1 Input data $ Library

library(dplyr)
library(ggplot2)
library(glue)
library(tm)
library(koRpus)
library(katadasaR)
library(tokenizers)
library(plotly)
library(wordcloud2)
library(RColorBrewer)
library(randomForest)

text <- read.csv("unseen_datamini.csv", header = FALSE)

text

2 Preparation

anyNA(text)

## [1] FALSE

3 Data Cleansing

function for cleansing :

 ## Slang
# Read your CSV file into a data frame
# Read the CSV file containing the slang word mappings
slang_data <- read.csv("new_kamusalay.csv", header = FALSE, stringsAsFactors = FALSE)

# Create a mapping from slang words to their meanings
slang_mapping <- setNames(slang_data$V2, slang_data$V1)

# Create a function to replace slang words with their meanings
replace_slang <- function(text) {
  words <- unlist(strsplit(text, " "))  # Split text into words
  replaced_words <- sapply(words, function(word) {
    if (word %in% names(slang_mapping)) {
      return(slang_mapping[word])
    } else {
      return(word)
    }
  })
  return(paste(replaced_words, collapse = " "))
}

## Stopword

stopwords_id <- tolower(readLines("stopwords_id.txt"))

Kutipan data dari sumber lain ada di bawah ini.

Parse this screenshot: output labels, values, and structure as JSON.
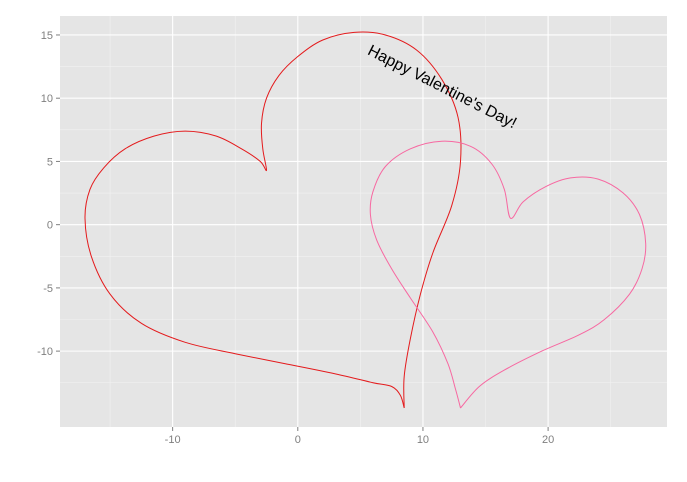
{
  "chart_data": {
    "type": "line",
    "title": "",
    "xlabel": "",
    "ylabel": "",
    "xlim": [
      -19,
      29.5
    ],
    "ylim": [
      -16,
      16.5
    ],
    "xticks": [
      -10,
      0,
      10,
      20
    ],
    "yticks": [
      15,
      10,
      5,
      0,
      -5,
      -10
    ],
    "grid": true,
    "colors": {
      "panel": "#e5e5e5",
      "grid_major": "#ffffff",
      "grid_minor": "#f2f2f2",
      "tick_text": "#7f7f7f"
    },
    "series": [
      {
        "color": "#e41a1c",
        "points": [
          [
            8.5,
            -14.5
          ],
          [
            8.2,
            -13.5
          ],
          [
            7.5,
            -12.8
          ],
          [
            6,
            -12.5
          ],
          [
            3,
            -11.8
          ],
          [
            -1,
            -11
          ],
          [
            -5,
            -10.2
          ],
          [
            -9,
            -9.3
          ],
          [
            -12.5,
            -7.8
          ],
          [
            -15,
            -5.5
          ],
          [
            -16.5,
            -2.5
          ],
          [
            -17,
            0.5
          ],
          [
            -16.6,
            2.8
          ],
          [
            -15.5,
            4.5
          ],
          [
            -13.8,
            6
          ],
          [
            -11.5,
            7
          ],
          [
            -9,
            7.4
          ],
          [
            -6.5,
            7
          ],
          [
            -4.5,
            6
          ],
          [
            -3,
            5
          ],
          [
            -2.5,
            4.3
          ],
          [
            -2.8,
            6
          ],
          [
            -2.9,
            8
          ],
          [
            -2.5,
            10
          ],
          [
            -1.5,
            11.8
          ],
          [
            0,
            13.3
          ],
          [
            2,
            14.6
          ],
          [
            4.5,
            15.2
          ],
          [
            7,
            15
          ],
          [
            9.5,
            13.8
          ],
          [
            11.5,
            11.5
          ],
          [
            12.8,
            8.5
          ],
          [
            13,
            5
          ],
          [
            12.3,
            1.5
          ],
          [
            10.8,
            -2.2
          ],
          [
            9.8,
            -5.5
          ],
          [
            9,
            -9
          ],
          [
            8.5,
            -12
          ],
          [
            8.5,
            -14.5
          ]
        ]
      },
      {
        "color": "#f768a1",
        "points": [
          [
            13,
            -14.5
          ],
          [
            14.5,
            -12.8
          ],
          [
            16.5,
            -11.5
          ],
          [
            19.5,
            -10
          ],
          [
            22.5,
            -8.7
          ],
          [
            24.5,
            -7.5
          ],
          [
            26.5,
            -5.5
          ],
          [
            27.5,
            -3.5
          ],
          [
            27.8,
            -1.5
          ],
          [
            27.3,
            0.8
          ],
          [
            26,
            2.5
          ],
          [
            24,
            3.6
          ],
          [
            21.8,
            3.7
          ],
          [
            19.8,
            3
          ],
          [
            18,
            1.8
          ],
          [
            17,
            0.5
          ],
          [
            16.5,
            2.8
          ],
          [
            15.5,
            4.8
          ],
          [
            13.8,
            6.2
          ],
          [
            11.5,
            6.6
          ],
          [
            9,
            6
          ],
          [
            7,
            4.6
          ],
          [
            6,
            2.6
          ],
          [
            5.8,
            0.8
          ],
          [
            6.3,
            -1.2
          ],
          [
            7.5,
            -3.5
          ],
          [
            9,
            -5.8
          ],
          [
            10.8,
            -8.5
          ],
          [
            12,
            -11
          ],
          [
            12.6,
            -13
          ],
          [
            13,
            -14.5
          ]
        ]
      }
    ],
    "annotations": [
      {
        "text": "Happy Valentine's Day!",
        "x": 5.5,
        "y": 13.5,
        "angle": -27
      }
    ]
  }
}
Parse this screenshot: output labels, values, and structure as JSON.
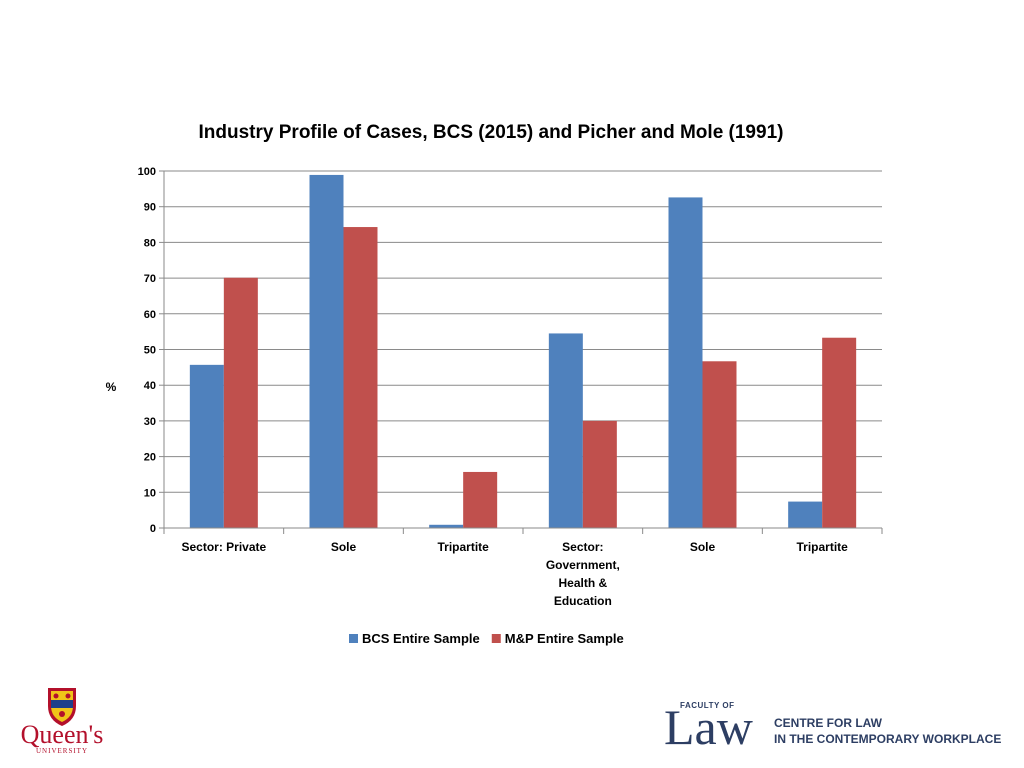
{
  "chart_data": {
    "type": "bar",
    "title": "Industry Profile of Cases, BCS (2015) and Picher and Mole (1991)",
    "ylabel": "%",
    "ylim": [
      0,
      100
    ],
    "yticks": [
      0,
      10,
      20,
      30,
      40,
      50,
      60,
      70,
      80,
      90,
      100
    ],
    "grid": true,
    "legend_position": "bottom",
    "categories": [
      [
        "Sector: Private"
      ],
      [
        "Sole"
      ],
      [
        "Tripartite"
      ],
      [
        "Sector:",
        "Government,",
        "Health &",
        "Education"
      ],
      [
        "Sole"
      ],
      [
        "Tripartite"
      ]
    ],
    "series": [
      {
        "name": "BCS Entire Sample",
        "color": "#4f81bd",
        "values": [
          45.7,
          98.9,
          0.9,
          54.5,
          92.6,
          7.4
        ]
      },
      {
        "name": "M&P Entire Sample",
        "color": "#c0504d",
        "values": [
          70.1,
          84.3,
          15.7,
          30.0,
          46.7,
          53.3
        ]
      }
    ]
  },
  "logos": {
    "queens": {
      "word": "Queen's",
      "sub": "UNIVERSITY"
    },
    "law": {
      "faculty": "FACULTY OF",
      "word": "Law",
      "line1": "CENTRE FOR LAW",
      "line2": "IN THE CONTEMPORARY WORKPLACE"
    }
  }
}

## Warning in readLines("stopwords_id.txt"): incomplete final line found on
## 'stopwords_id.txt'

## Stemming

stem_katadasaR <- content_transformer(function(x) {
  paste(sapply(unlist(tokenizers::tokenize_words(x)), katadasaR::katadasaR), collapse = ' ')
})

corpus <- VCorpus(VectorSource(text$V1))
corpus_cl <- tm_map(x = corpus, FUN = removeNumbers) # Hapus Number
corpus_cl <- tm_map(x = corpus_cl, FUN = content_transformer(tolower)) # lowercase
corpus_cl <- tm_map(x = corpus_cl, FUN = content_transformer(replace_slang)) # remove slang
corpus_cl <- tm_map(x = corpus_cl, FUN = removeWords, stopwords_id) # stopword
corpus_cl <- tm_map(x = corpus_cl, FUN = removePunctuation) # Hapus punctuation
corpus_cl <- tm_map(corpus_cl, stem_katadasaR) # Stemming
corpus_cl <- tm_map(x = corpus_cl, FUN = stripWhitespace) # Whitespaces

corpus_cl[[10]]$content

## [1] "ac dingin kunci kamar pakai habis tap card keluar masuk kamar panggil tugas kamar ngengat bikin gatal"

DTM

text_dtm <- DocumentTermMatrix(corpus_cl)

4 General EDA

total_review <- nrow(text)
total_review

## [1] 500

# Sorting frekuensi kemunculan secara descending
text_hotel <- as.matrix(text_dtm)
hotel_list <- sort(colSums(text_hotel), decreasing = T)

# Membuat data ke bentuk dataframe untuk kebutuhan visualisasi
hotel_df <- data.frame(word = names(hotel_list), freq=hotel_list)
hotel_df <- hotel_df %>% 
  mutate(label = glue(
    "Frekuensi: {freq}"))

plot <- ggplot(head(hotel_df,7), aes(y = reorder(word,freq), x = freq)) +
  geom_col(aes(fill = freq, text = label), show.legend = F) +
  labs(x = "Frekuensi",
       y = "Terms/Kata",
       title = "Frekuensi Kata Tertinggi") +
  #scale_x_continuous(labels = "kata") +
  scale_fill_gradient(low = "#85c946", high = "#304919") +
  theme_minimal() +
  theme(axis.text.y = element_text(face = "bold", size = 11))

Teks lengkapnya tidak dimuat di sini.